Touche'! Yes, the name was picked when I was still giddy after
learning about the STL and slowly learning about generic programming
general. It was also named before our concept hierarchy was very
well defined.
> Okay, but what use is a matrix library without easy-to-use/build
linear
> algebra operations? That is, why would anyone want to make an "array
> library" as you define the term?
Lots of uses I would imagine. C++ has built-in arrays (and
valarray), after all, that people use for lots of things. Some
scientific things would include representing regularly discretized
domains. What I was getting at here is that the empasis (in my mind)
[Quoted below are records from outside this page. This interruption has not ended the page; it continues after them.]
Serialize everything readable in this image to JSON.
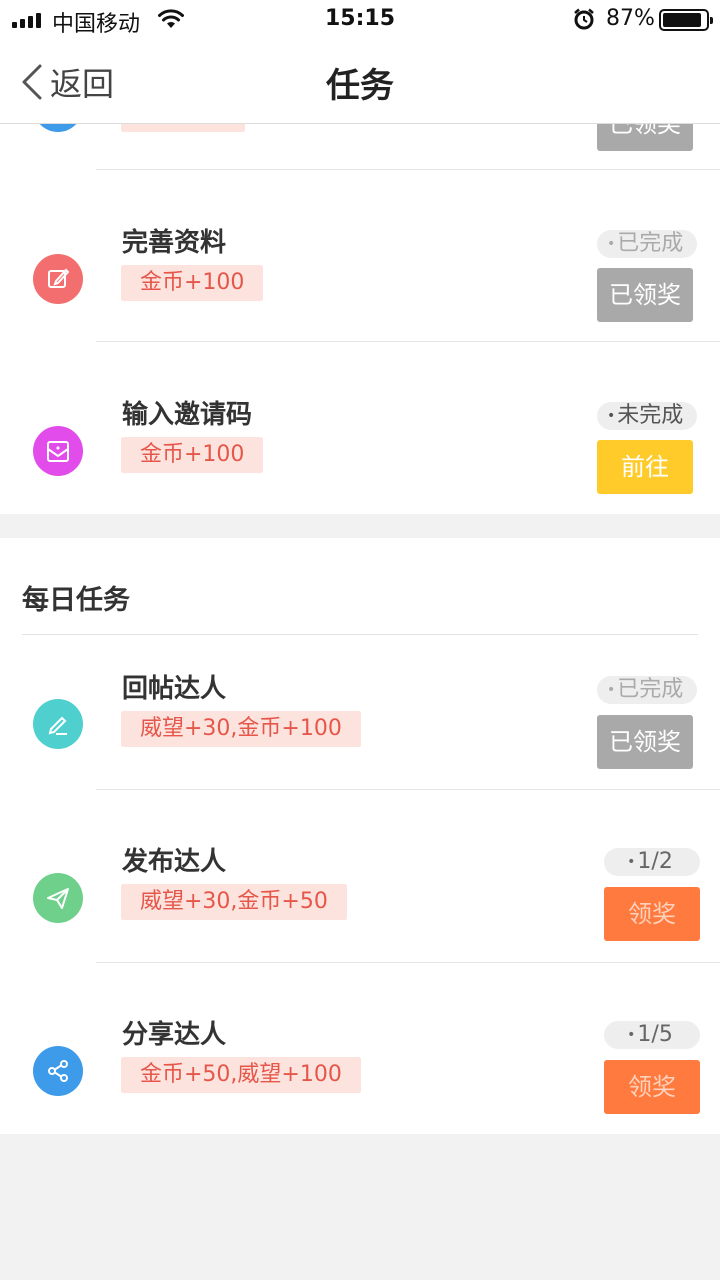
{
  "status_bar": {
    "carrier": "中国移动",
    "time": "15:15",
    "battery_percent": "87%",
    "battery_level": 0.87
  },
  "nav": {
    "back_label": "返回",
    "title": "任务",
    "back_icon": "chevron-left-icon"
  },
  "partial_task": {
    "button": "已领奖",
    "icon_color": "#3d9be9"
  },
  "novice_tasks": [
    {
      "title": "完善资料",
      "reward": "金币+100",
      "status": "已完成",
      "button": "已领奖",
      "icon": "edit-icon",
      "icon_color": "#f36f6f"
    },
    {
      "title": "输入邀请码",
      "reward": "金币+100",
      "status": "未完成",
      "button": "前往",
      "icon": "envelope-icon",
      "icon_color": "#e24cea"
    }
  ],
  "daily": {
    "section_title": "每日任务",
    "tasks": [
      {
        "title": "回帖达人",
        "reward": "威望+30,金币+100",
        "status": "已完成",
        "button": "已领奖",
        "icon": "pen-icon",
        "icon_color": "#50cfcf"
      },
      {
        "title": "发布达人",
        "reward": "威望+30,金币+50",
        "status": "1/2",
        "button": "领奖",
        "icon": "paper-plane-icon",
        "icon_color": "#6fd08c"
      },
      {
        "title": "分享达人",
        "reward": "金币+50,威望+100",
        "status": "1/5",
        "button": "领奖",
        "icon": "share-icon",
        "icon_color": "#3d9be9"
      }
    ]
  },
  "colors": {
    "claimed_button": "#a9a9a9",
    "go_button": "#ffcb2b",
    "claim_button": "#ff7a3e",
    "reward_tag_bg": "#fde3de",
    "reward_tag_text": "#e5574a"
  }
}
of an array library is storage and data manipulation. The emphasis
in a linear algebra library is in the (abstract) linear algebra
operations. One would certainly build a linear algebra library on
top of an array library.
> > I have spent a good part of my professional career thinking about
> > these issues and they are quite non-trivial when you really start
> > digging into them. It does not seem difficult at first -- and
> > indeed, the world is full of not-very-good "matrix libraries"
because
> > they are so easy to construct. Most such libraries I would not
call
> > linear algebra libraries because most such libraries do not have
any
> > kind of conceptual analysis of the linear algebra problem domain
(so
> > I use the name "matrix library").
>
> Can you try to make this a bit more concrete? Examples
> illustrating/contrasting the strengths of each type of library
would help a
> lot.
An array library is primarily concerned with storage, data layout,
data manipulation. It's operations would primarily be geared towards
data access, providing views of the data, re-organizing the data.
A linear algebra library would be concerned with mathemetically based
concepts and linear algebra operations using those concepts. For
instance you would have an operation in a linear algebra library that
looks like:
template <class LinearOperator, class VectorSpaceX, class
VectorSpaceY>
apply(LinearOperator A, VectorSpace x, VectorSpace y)
where this realizes y <- A*x
This provides linear algebra functionality -- arrays are nowhere to
be found. In fact, if A is sparse, it will be a matrix, but it won't
be a rectangular 2D array. A might not be an explicitly represented
matrix of any kind -- it could simply be a function that returns the
result A*x without using a stored matrix (e.g., a matrix-free
operator).
Is this answering your question?
These definitions are just one attempt and there are certain to be
other interpretations.